Piecewise Continuous Function with One-Sided Limits is Darboux Integrable/Proof 2
Theorem
Let $f$ be a real function defined on a closed interval $\closedint a b$.
Let $f$ be piecewise continuous with one-sided limits on $\closedint a b$.
Then $f$ is Darboux integrable on $\closedint a b$.
Proof
We are given that $f$ is piecewise continuous with one-sided limits on $\closedint a b$.
Therefore, there exists a finite subdivision $\set {x_0, x_1, \ldots, x_n}$ of $\closedint a b$, where $x_0 = a$ and $x_n = b$, such that for all $i \in \set {1, 2, \ldots, n}$:
- $f$ is continuous on $\openint {x_{i - 1} } {x_i}$
- $\ds \lim_{x \mathop \to {x_{i - 1} }^+} \map f x$ and $\ds \lim_{x \mathop \to {x_i}^-} \map f x$ exist.
Note that $n$ is the number of intervals $\openint {x_{i - 1} } {x_i}$ defined from the (finite) subdivision $\set {x_0, x_1, \ldots, x_n}$.
We shall use proof by induction on the intervals.
For all $k \in \set {1, 2, \ldots, n}$, let $\map P k$ be the proposition:
- $f$ is Darboux integrable on $\closedint {x_0} {x_k}$.
Basis for the Induction
$\map P 1$ is the case:
- $f$ is Darboux integrable on $\closedint {x_{i - 1} } {x_i}$
for an arbitrary $i \in \set {1, 2, \ldots, k}$.

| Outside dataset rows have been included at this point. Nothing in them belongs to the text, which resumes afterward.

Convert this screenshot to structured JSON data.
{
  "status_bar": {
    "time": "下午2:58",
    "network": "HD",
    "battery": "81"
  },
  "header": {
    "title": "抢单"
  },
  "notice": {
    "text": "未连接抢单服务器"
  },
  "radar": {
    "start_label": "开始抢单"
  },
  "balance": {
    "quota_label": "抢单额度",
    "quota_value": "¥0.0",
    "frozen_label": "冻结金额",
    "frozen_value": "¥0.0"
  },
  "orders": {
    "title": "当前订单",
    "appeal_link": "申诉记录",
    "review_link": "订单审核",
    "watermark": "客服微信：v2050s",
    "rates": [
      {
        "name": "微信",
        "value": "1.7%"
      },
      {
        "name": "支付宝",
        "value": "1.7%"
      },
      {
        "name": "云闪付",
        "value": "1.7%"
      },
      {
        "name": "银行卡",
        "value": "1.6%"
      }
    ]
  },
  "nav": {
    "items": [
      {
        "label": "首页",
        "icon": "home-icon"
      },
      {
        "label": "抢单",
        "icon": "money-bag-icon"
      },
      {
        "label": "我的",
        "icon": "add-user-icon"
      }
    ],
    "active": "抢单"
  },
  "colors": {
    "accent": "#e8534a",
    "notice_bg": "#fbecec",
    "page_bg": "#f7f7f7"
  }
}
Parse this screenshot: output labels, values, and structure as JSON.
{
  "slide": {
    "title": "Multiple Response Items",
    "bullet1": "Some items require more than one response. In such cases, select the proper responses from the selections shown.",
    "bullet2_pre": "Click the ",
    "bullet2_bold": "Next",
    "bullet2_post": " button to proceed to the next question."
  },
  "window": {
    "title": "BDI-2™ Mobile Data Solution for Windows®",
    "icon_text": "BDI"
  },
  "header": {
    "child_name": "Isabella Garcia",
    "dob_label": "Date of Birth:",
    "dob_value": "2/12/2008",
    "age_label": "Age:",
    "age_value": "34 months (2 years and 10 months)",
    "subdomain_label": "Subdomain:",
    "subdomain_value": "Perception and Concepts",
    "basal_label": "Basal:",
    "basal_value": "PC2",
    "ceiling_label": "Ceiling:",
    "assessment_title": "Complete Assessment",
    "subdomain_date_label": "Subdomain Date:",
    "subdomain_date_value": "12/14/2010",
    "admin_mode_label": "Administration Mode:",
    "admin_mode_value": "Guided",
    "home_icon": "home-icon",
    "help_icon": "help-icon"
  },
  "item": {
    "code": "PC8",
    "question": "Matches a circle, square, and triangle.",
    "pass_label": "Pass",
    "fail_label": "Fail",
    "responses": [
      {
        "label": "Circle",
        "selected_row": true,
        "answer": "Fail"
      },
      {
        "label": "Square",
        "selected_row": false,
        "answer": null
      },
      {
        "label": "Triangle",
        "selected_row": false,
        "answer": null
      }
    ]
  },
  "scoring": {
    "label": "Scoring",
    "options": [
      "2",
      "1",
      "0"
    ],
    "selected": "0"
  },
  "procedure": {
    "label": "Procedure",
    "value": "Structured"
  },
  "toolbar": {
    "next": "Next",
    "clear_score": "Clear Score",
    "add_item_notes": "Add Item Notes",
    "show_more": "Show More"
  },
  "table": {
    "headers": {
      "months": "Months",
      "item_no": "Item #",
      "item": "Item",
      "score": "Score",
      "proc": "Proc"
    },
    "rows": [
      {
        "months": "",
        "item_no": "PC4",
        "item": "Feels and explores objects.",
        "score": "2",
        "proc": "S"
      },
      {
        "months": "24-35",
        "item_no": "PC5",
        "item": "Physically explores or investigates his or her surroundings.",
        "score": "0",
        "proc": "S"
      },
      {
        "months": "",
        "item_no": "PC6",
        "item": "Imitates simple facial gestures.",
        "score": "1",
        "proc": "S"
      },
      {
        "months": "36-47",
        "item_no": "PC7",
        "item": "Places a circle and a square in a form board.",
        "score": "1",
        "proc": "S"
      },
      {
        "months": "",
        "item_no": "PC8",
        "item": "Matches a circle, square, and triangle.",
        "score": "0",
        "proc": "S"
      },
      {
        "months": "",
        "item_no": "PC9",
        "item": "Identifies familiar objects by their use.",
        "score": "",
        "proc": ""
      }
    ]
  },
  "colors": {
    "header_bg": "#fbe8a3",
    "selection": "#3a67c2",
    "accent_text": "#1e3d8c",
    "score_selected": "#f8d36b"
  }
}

Piecewise continuity with one-sided limits of $f$ for the case $n = 1$ means that:
- $f$ is continuous on $\openint {x_{i - 1} } {x_i}$
- $\ds \lim_{x \mathop \to {x_{i - 1} }^+} \map f x$ and $\ds \lim_{x \mathop \to {x_i}^-} \map f x$ exist.
By Integrability Theorem for Functions Continuous on Open Intervals, $f$ is Darboux integrable on $\closedint {x_{i - 1} } {x_i}$.
Thus $\map P 1$ is seen to hold.
This is the basis for the induction.
Induction Hypothesis
Now it needs to be shown that, if $\map P k$ is true, where $k \ge 1$, then it logically follows that $\map P {k + 1}$ is true.
So this is the induction hypothesis:
- $f$ is Darboux integrable on $\openint {x_0} {x_k}$.
from which it is to be shown that:
- $f$ is Darboux integrable on $\openint {x_0} {x_{k + 1} }$.
Induction Step
This is the induction step:
By definition of a piecewise continuous function with one-sided limits, for every $i \in \set {1, 2, \ldots, k, k + 1}$:
- $f$ is continuous on $\openint {x_{i - 1} } {x_i}$
- the one-sided limits $\ds \lim_{x \mathop \to x_{i - 1}^+} \map f x$ and $\ds \lim_{x \mathop \to x_i^-} \map f x$ exist.
By the induction hypothesis, $f$ is Darboux integrable on $\closedint {x_0} {x_k}$.
From the basis for the induction, $f$ is Darboux integrable on $\closedint {x_k} {x_{k + 1} }$.
We have that $f$ is Darboux integrable on $\closedint {x_0} {x_k}$ and $\closedint {x_k} {x_{k + 1} }$.
Therefore, by Existence of Integral on Union of Adjacent Intervals:
- $f$ is Darboux integrable on $\closedint {x_0} {x_k} \cup \closedint {x_k} {x_{k + 1} }$.
We have that:
- $\closedint {x_0} {x_{k + 1} } = \closedint {x_0} {x_k} \cup \closedint {x_k} {x_{k + 1} }$
Accordingly, $f$ is Darboux integrable on $\closedint {x_0} {x_{k + 1} }$.
So $\map P k \implies \map P {k + 1}$ and the result follows by the Principle of Mathematical Induction.
Therefore:
- $f$ is Darboux integrable on $\closedint a b$.
$\blacksquare$